Judge Mngadi said the Madrasah had not contended that it was “essential, in order to practise its religion, that the call to prayer be made in such a way that it interferes with the applicant’s use and enjoyment of his private space, or that the current interference interferes least with the applicant’s private space”.
He said the applicant had to prove interference and nothing more.
“I am aware that an interdict is an extraordinary remedy, which is not granted lightly. The requirements necessary for a final interdict are a clear right, an act of interference and no other remedy. The applicant has, on a balance of probabilities, established a right to the use and enjoyment of his property.
“The proximity of the applicant’s property to that of the Madrasah and the overwhelming evidence of the making of the call to prayer and the purpose thereof, create probabilities that favour the applicant’s version that the call to prayer interferes with his private space.
“The interference constitutes an injury and it is a continuous injury,” Judge Mngadi ruled.
The Madrasah’s attorney, Aslam Mayat, said yesterday he had been instructed to appeal against the ruling.
“It doesn’t make sense because we have a right to practise our religion, it is a constitutional right enshrined in the Bill of Rights.
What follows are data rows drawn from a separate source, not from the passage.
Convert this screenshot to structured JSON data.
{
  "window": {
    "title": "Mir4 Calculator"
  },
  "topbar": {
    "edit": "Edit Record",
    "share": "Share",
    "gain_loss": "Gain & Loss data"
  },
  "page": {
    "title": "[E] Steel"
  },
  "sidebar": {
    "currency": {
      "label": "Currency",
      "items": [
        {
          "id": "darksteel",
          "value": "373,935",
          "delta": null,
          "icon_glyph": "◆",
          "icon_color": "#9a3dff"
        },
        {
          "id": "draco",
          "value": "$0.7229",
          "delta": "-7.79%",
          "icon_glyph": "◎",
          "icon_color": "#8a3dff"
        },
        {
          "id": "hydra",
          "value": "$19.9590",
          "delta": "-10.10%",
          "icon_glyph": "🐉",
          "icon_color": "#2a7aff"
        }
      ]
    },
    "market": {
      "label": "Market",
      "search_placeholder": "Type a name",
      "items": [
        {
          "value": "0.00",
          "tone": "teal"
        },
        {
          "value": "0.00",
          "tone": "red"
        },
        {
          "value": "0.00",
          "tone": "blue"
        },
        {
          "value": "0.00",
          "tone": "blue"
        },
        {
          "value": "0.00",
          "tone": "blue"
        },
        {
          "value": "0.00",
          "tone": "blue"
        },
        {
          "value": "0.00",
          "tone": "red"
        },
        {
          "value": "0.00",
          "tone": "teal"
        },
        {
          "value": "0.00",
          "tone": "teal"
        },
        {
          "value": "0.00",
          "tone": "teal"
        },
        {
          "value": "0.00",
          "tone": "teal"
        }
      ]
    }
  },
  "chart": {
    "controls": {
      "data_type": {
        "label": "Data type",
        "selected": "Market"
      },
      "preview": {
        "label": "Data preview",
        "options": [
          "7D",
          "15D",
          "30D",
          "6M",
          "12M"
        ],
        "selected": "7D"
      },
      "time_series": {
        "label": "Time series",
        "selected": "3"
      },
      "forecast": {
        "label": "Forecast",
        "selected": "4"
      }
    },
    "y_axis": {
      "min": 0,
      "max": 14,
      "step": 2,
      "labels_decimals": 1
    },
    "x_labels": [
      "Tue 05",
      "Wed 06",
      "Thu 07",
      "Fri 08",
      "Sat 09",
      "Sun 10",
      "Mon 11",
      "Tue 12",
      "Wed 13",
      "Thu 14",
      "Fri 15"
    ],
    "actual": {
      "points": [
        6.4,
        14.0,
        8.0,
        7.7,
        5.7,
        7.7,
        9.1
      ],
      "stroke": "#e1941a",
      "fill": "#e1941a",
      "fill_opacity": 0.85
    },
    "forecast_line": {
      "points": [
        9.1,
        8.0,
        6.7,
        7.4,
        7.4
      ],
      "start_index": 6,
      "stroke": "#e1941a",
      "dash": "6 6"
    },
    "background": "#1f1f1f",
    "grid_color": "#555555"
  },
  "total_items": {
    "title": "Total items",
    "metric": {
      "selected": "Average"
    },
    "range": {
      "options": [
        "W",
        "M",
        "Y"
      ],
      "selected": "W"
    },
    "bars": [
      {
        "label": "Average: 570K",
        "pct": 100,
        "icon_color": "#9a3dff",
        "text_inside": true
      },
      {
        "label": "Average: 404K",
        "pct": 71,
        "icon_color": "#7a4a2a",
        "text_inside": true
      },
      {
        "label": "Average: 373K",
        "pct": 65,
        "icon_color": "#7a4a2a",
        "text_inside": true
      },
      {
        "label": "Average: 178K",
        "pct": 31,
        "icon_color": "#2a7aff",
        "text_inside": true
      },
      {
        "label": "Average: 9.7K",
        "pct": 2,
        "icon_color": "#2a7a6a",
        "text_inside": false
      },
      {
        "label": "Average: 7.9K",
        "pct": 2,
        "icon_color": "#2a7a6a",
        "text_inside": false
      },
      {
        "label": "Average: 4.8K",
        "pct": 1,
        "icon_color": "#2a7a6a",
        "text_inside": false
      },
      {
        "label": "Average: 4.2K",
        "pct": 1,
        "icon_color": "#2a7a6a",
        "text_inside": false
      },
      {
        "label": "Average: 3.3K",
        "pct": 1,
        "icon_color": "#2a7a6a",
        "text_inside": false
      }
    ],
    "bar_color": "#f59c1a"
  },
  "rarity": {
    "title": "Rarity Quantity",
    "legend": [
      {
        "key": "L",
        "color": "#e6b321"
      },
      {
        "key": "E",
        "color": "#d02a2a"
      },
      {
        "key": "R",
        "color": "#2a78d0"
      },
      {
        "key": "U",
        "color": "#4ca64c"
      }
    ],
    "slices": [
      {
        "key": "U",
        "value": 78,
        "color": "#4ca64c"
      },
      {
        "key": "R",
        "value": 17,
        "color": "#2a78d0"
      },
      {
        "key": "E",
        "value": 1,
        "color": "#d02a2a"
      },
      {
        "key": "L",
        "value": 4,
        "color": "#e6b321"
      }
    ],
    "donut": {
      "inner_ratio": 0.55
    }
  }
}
That right can only be limited in terms of general application, it can’t be one person, and in this case it is only against my client,” he said.
He said limiting a right should not offend the dignity of a group and had to be reasonable.
“There are municipal by-laws that you can’t exceed and he made no objection that we exceed the sound level. His sole objection is that he doesn’t want to hear it because he finds Islam offensive. So then anyone can say the same about church bells or chanting in a temple, no matter how silent it is,” he said.
SA Muslim Network chairperson, Dr Faisal Suliman, said it was a “poor judgment, particularly because the call to prayer was not amplified”.
“The applicant produced no scientific proof, sound studies or the testimony of any sound engineer or recordings to show that the call to prayer was audible at a level in his house that would constitute a legal breach of his rights, or a ‘nuisance’ as he referred to it,” Suliman said.
“The call to prayer is not a nuisance. We believe this judgment needs to be appealed and will be, up to the Constitutional Court if necessary.” The ruling had implications for church bells, mosques and temples, he said.